In the spring 2019 semester, I introduced an open pedagogy project in a capstone economics class. Based on the very positive student response to this project, I decided to introduce a podcast project in the fall 2019 semester in my online introductory microeconomics class. In this class, each student was required to create (individually or with a partner) 2 short 5-10 minute podcasts relating to topics they were learning in this class. The first podcast had to address applications of one of the major concepts discussed in the first half of the semester while the second was tied to concepts in the 2nd half of the semester. Students were given the option of posting their podcast solely within the class or publicly.
Before the project started, students were surveyed to determine what concerns they might have.
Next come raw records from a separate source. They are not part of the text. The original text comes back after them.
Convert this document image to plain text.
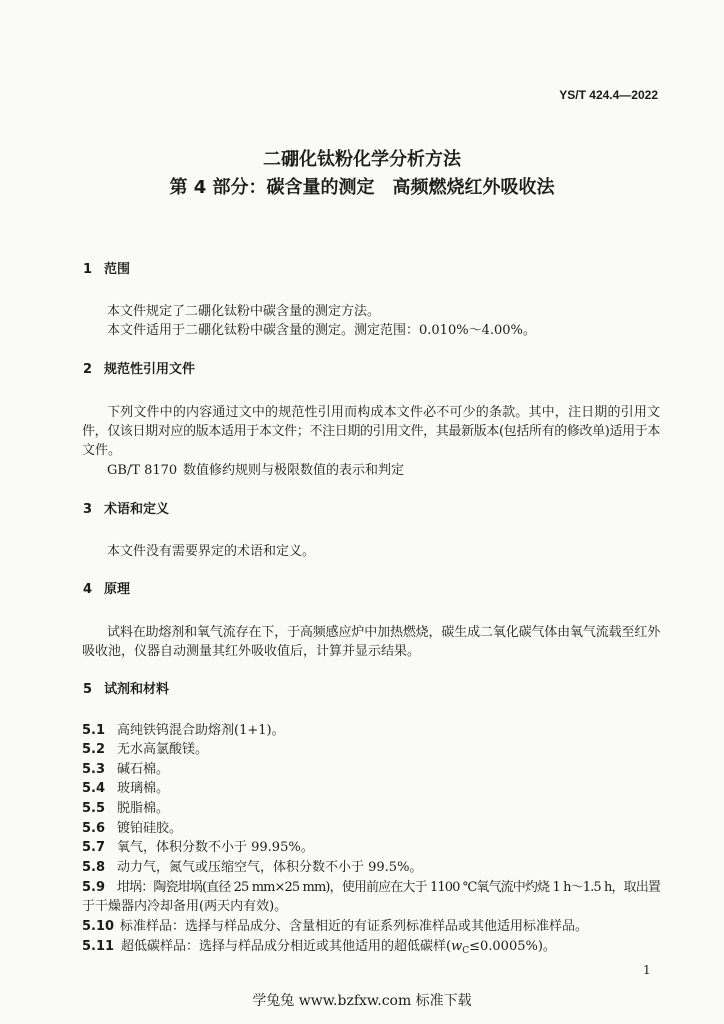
YS/T 424.4—2022
二硼化钛粉化学分析方法
第 4 部分：碳含量的测定　高频燃烧红外吸收法
1 范围
本文件规定了二硼化钛粉中碳含量的测定方法。
本文件适用于二硼化钛粉中碳含量的测定。测定范围：0.010%～4.00%。
2 规范性引用文件
下列文件中的内容通过文中的规范性引用而构成本文件必不可少的条款。其中，注日期的引用文
件，仅该日期对应的版本适用于本文件；不注日期的引用文件，其最新版本(包括所有的修改单)适用于本
文件。
GB/T 8170 数值修约规则与极限数值的表示和判定
3 术语和定义
本文件没有需要界定的术语和定义。
4 原理
试料在助熔剂和氧气流存在下，于高频感应炉中加热燃烧，碳生成二氧化碳气体由氧气流载至红外
吸收池，仪器自动测量其红外吸收值后，计算并显示结果。
5 试剂和材料
5.1 高纯铁钨混合助熔剂(1+1)。
5.2 无水高氯酸镁。
5.3 碱石棉。
5.4 玻璃棉。
5.5 脱脂棉。
5.6 镀铂硅胶。
5.7 氧气，体积分数不小于 99.95%。
5.8 动力气，氮气或压缩空气，体积分数不小于 99.5%。
5.9 坩埚：陶瓷坩埚(直径 25 mm×25 mm)，使用前应在大于 1100 ℃氧气流中灼烧 1 h～1.5 h，取出置
于干燥器内冷却备用(两天内有效)。
5.10 标准样品：选择与样品成分、含量相近的有证系列标准样品或其他适用标准样品。
5.11 超低碳样品：选择与样品成分相近或其他适用的超低碳样$(w_C\le 0.0005\%)$。
1
学兔兔 www.bzfxw.com 标准下载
The major concerns were:
- a dislike of hearing their own recorded voices,
- concern over whether they would have something substantive to say,
- whether they had adequate technical skills and hardware to record, edit, and share a podcast recording
Addressing their dislike of hearing their own voices recorded, I sent an email to the students reminding them that while they may not like hearing their voices, their recorded voices are the voices that everyone hears when they talk, so unless they were going to avoid speaking in the future, they should not be overly concerned about other’s reactions to the sound of their voices. I also noted that it is likely that they will be making presentations to others in their future classes and careers and that this would be a good opportunity for them to listen to their practice these skills while they had the ability to edit or re-record their presentation.
On the second concern, I noted that they will learn the course concepts deeper if they make connections between the theory they are learning in class and the world they are observing around them
To alleviate concerns over technical skills and equipment requirements, I shared with the class instructions on how their smartphones, chromebooks, or laptop/desktop computers could be used to record and share (and edit, if needed) audio files.
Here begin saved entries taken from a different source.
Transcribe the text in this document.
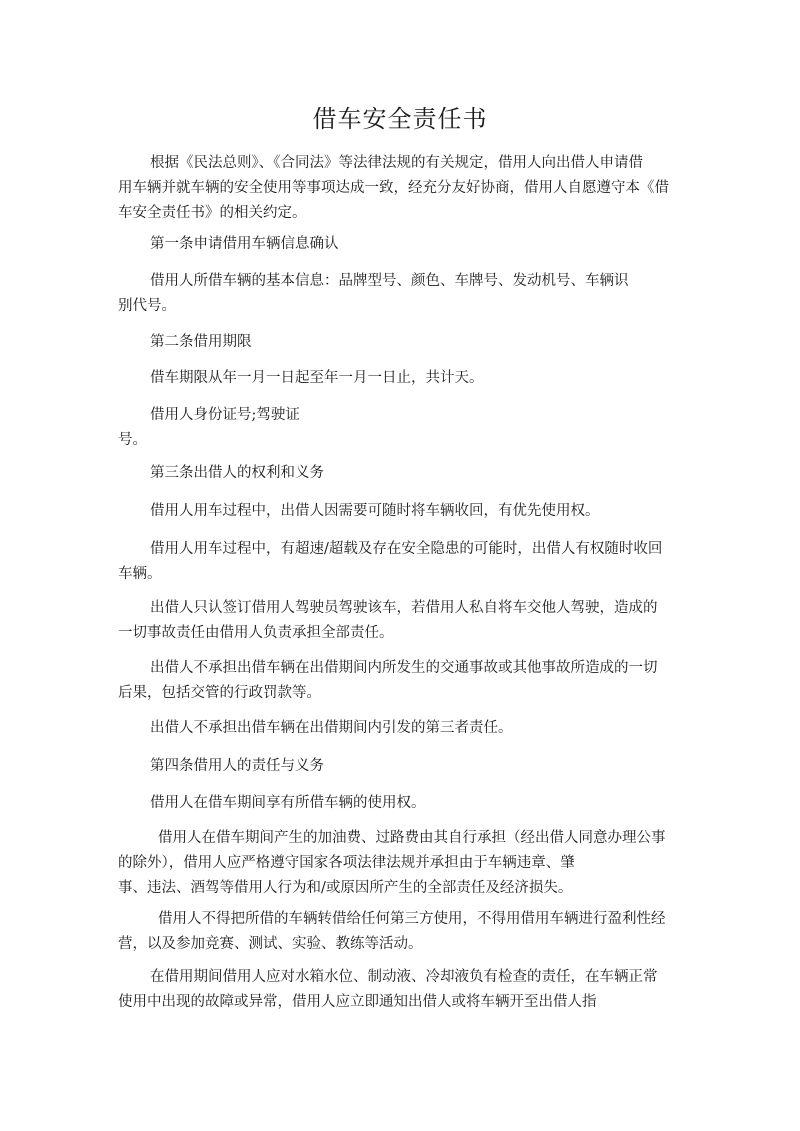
借车安全责任书
根据《民法总则》、《合同法》等法律法规的有关规定，借用人向出借人申请借
用车辆并就车辆的安全使用等事项达成一致，经充分友好协商，借用人自愿遵守本《借
车安全责任书》的相关约定。
第一条申请借用车辆信息确认
借用人所借车辆的基本信息：品牌型号、颜色、车牌号、发动机号、车辆识
别代号。
第二条借用期限
借车期限从年一月一日起至年一月一日止，共计天。
借用人身份证号;驾驶证
号。
第三条出借人的权利和义务
借用人用车过程中，出借人因需要可随时将车辆收回，有优先使用权。
借用人用车过程中，有超速/超载及存在安全隐患的可能时，出借人有权随时收回
车辆。
出借人只认签订借用人驾驶员驾驶该车，若借用人私自将车交他人驾驶，造成的
一切事故责任由借用人负责承担全部责任。
出借人不承担出借车辆在出借期间内所发生的交通事故或其他事故所造成的一切
后果，包括交管的行政罚款等。
出借人不承担出借车辆在出借期间内引发的第三者责任。
第四条借用人的责任与义务
借用人在借车期间享有所借车辆的使用权。
借用人在借车期间产生的加油费、过路费由其自行承担（经出借人同意办理公事
的除外），借用人应严格遵守国家各项法律法规并承担由于车辆违章、肇
事、违法、酒驾等借用人行为和/或原因所产生的全部责任及经济损失。
借用人不得把所借的车辆转借给任何第三方使用，不得用借用车辆进行盈利性经
营，以及参加竞赛、测试、实验、教练等活动。
在借用期间借用人应对水箱水位、制动液、冷却液负有检查的责任，在车辆正常
使用中出现的故障或异常，借用人应立即通知出借人或将车辆开至出借人指
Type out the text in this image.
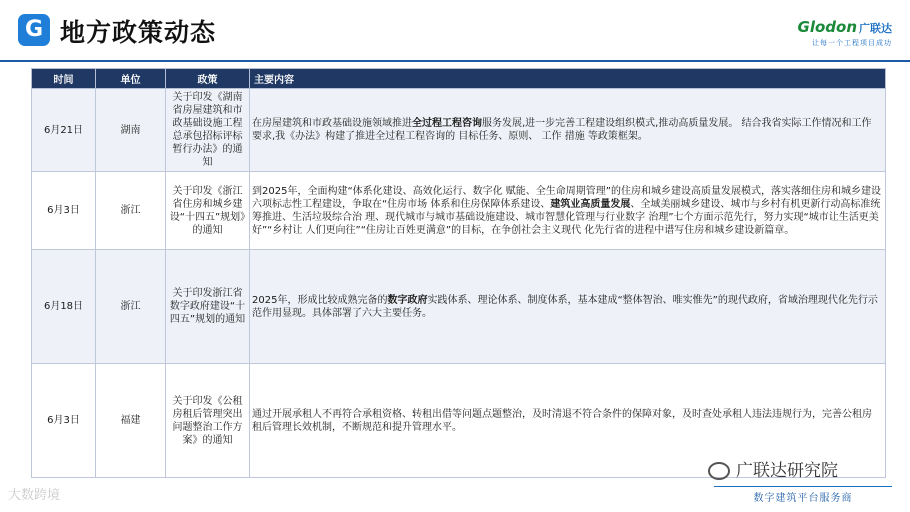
G 地方政策动态	Glodon 广联达
让每一个工程项目成功
时间	单位	政策	主要内容
6月21日	湖南	关于印发《湖南省房屋建筑和市政基础设施工程总承包招标评标暂行办法》的通知	在房屋建筑和市政基础设施领域推进全过程工程咨询服务发展,进一步完善工程建设组织模式,推动高质量发展。 结合我省实际工作情况和工作要求,我《办法》构建了推进全过程工程咨询的 目标任务、原则、 工作 措施 等政策框架。
6月3日	浙江	关于印发《浙江省住房和城乡建设“十四五”规划》的通知	到2025年，全面构建“体系化建设、高效化运行、数字化 赋能、全生命周期管理”的住房和城乡建设高质量发展模式，落实落细住房和城乡建设六项标志性工程建设，争取在“住房市场 体系和住房保障体系建设、建筑业高质量发展、全域美丽城乡建设、城市与乡村有机更新行动高标准统筹推进、生活垃圾综合治 理、现代城市与城市基础设施建设、城市智慧化管理与行业数字 治理”七个方面示范先行，努力实现“城市让生活更美好”“乡村让 人们更向往”“住房让百姓更满意”的目标，在争创社会主义现代 化先行省的进程中谱写住房和城乡建设新篇章。
6月18日	浙江	关于印发浙江省数字政府建设“十四五”规划的通知	2025年，形成比较成熟完备的数字政府实践体系、理论体系、制度体系，基本建成“整体智治、唯实惟先”的现代政府，省域治理现代化先行示范作用显现。具体部署了六大主要任务。
6月3日	福建	关于印发《公租房租后管理突出问题整治工作方案》的通知	通过开展承租人不再符合承租资格、转租出借等问题点题整治，及时清退不符合条件的保障对象，及时查处承租人违法违规行为，完善公租房租后管理长效机制，不断规范和提升管理水平。
大数跨境
广联达研究院
数字建筑平台服务商
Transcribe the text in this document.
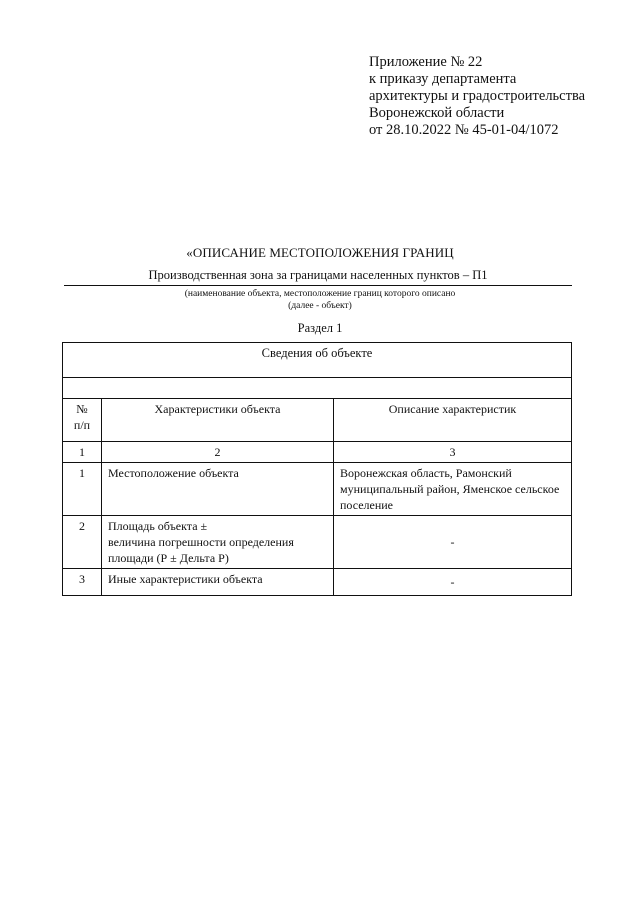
Приложение № 22
к приказу департамента
архитектуры и градостроительства
Воронежской области
от 28.10.2022 № 45-01-04/1072
«ОПИСАНИЕ МЕСТОПОЛОЖЕНИЯ ГРАНИЦ
Производственная зона за границами населенных пунктов – П1
(наименование объекта, местоположение границ которого описано
(далее - объект)
Раздел 1
Сведения об объекте		

№
п/п	Характеристики объекта	Описание характеристик
1	2	3
1	Местоположение объекта	Воронежская область, Рамонский муниципальный район, Яменское сельское поселение
2	Площадь объекта ±
величина погрешности определения
площади (Р ± Дельта Р)	-
3	Иные характеристики объекта	-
To further reduce student concerns, a preliminary project was assigned in which students listened to one or more episodes of the Planet Money Indicator, Planet Money, or Trade Talks podcasts and then recorded and uploaded a short audio response summarizing the arguments in the podcast and their own response to the arguments presented in the podcast. A Google form was used to collect student file submissions.
Each of the podcast projects followed the following steps:
- Students submitted an abstract of the potential podcast for feedback.
- A detailed abstract or a script was submitted for feedback
- students submitted a draft recording (with multiple submissions allowed). This was evaluated using a rubric that had been shared in the LMS.
- A final recording was uploaded using a Google form. As part of this submission, students provided the names of participants, the podcast title, a short abstract, a transcript (most students used otter.ai to create a free machine-generated transcript to use as a starting point ), keywords (chosen from a checkbox list), and their podcast recording. They were also asked at this stage whether they wished to make the podcast public or kept within the class. This was also evaluated using a rubric that had been shared with them at the start of the project.
- The Google form data was shared with the entire class so they could listen to all of the podcasts created by their colleagues.
After the completion of the first podcast project, student contributions were solicited for possible podcast names and for possible podcast intros and outros. The class voted on alternative podcast titles and to select the intros and outros from audio file submissions. (One of the choices selected had to be re-recorded to replace copyrighted music with music provided under a creative commons license.)
I edited the podcasts that were to be publicly posted to remove background noises, filler and repeated words, and to bring the audio to the podcast audio level standards (16 LUFs for stereo podcasts). The public facing podcasts were then posted on a podcast server.